In all seriousness, our profession has not systematically grappled with the rise in two-lawyer families. Many issues facing two-lawyer families warrant closer attention. For example, do certain recusal rules make sense as more and more attorneys choose to spend their lives together? In a profession where lawyers suffer from substance abuse issues at twice the national rate, do particular concerns arise when there are two lawyers at home? Do law firm policies adequately address two-lawyer families? Our profession should think hard about questions like these.

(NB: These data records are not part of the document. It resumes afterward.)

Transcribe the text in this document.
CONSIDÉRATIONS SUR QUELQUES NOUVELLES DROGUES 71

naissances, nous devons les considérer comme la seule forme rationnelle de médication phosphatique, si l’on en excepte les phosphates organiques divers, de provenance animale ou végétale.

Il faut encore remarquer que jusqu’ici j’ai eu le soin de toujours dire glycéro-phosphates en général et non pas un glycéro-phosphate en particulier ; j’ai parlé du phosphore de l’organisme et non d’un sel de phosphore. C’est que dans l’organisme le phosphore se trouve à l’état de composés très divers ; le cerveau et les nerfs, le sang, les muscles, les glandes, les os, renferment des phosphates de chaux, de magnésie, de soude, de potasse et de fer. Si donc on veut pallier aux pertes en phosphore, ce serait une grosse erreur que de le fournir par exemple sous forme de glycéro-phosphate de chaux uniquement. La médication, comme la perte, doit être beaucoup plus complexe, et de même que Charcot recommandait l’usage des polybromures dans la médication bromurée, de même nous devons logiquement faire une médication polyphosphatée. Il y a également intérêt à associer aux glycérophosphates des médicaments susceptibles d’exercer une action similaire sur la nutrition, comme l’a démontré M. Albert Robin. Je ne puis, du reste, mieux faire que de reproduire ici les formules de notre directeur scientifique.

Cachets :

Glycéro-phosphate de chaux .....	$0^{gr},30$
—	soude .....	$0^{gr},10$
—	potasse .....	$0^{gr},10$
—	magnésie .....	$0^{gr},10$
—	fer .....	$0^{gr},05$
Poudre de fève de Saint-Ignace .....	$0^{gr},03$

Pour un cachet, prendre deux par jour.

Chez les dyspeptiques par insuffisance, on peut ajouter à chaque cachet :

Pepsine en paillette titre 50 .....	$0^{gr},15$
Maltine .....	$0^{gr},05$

Until then, we members of two-lawyer families should always remember Marty Ginsburg’s wise words: “I have been supportive of my wife since the beginning of time, and she has been supportive of me. It’s not sacrifice; it’s family.”
Chad Golder is a partner at Munger, Tolles & Olson, and a founding member of its Washington, D.C., office. More important, he is the proud husband of Erica Ross, an assistant to the solicitor general of the United States, and father of Sydney Ross Golder.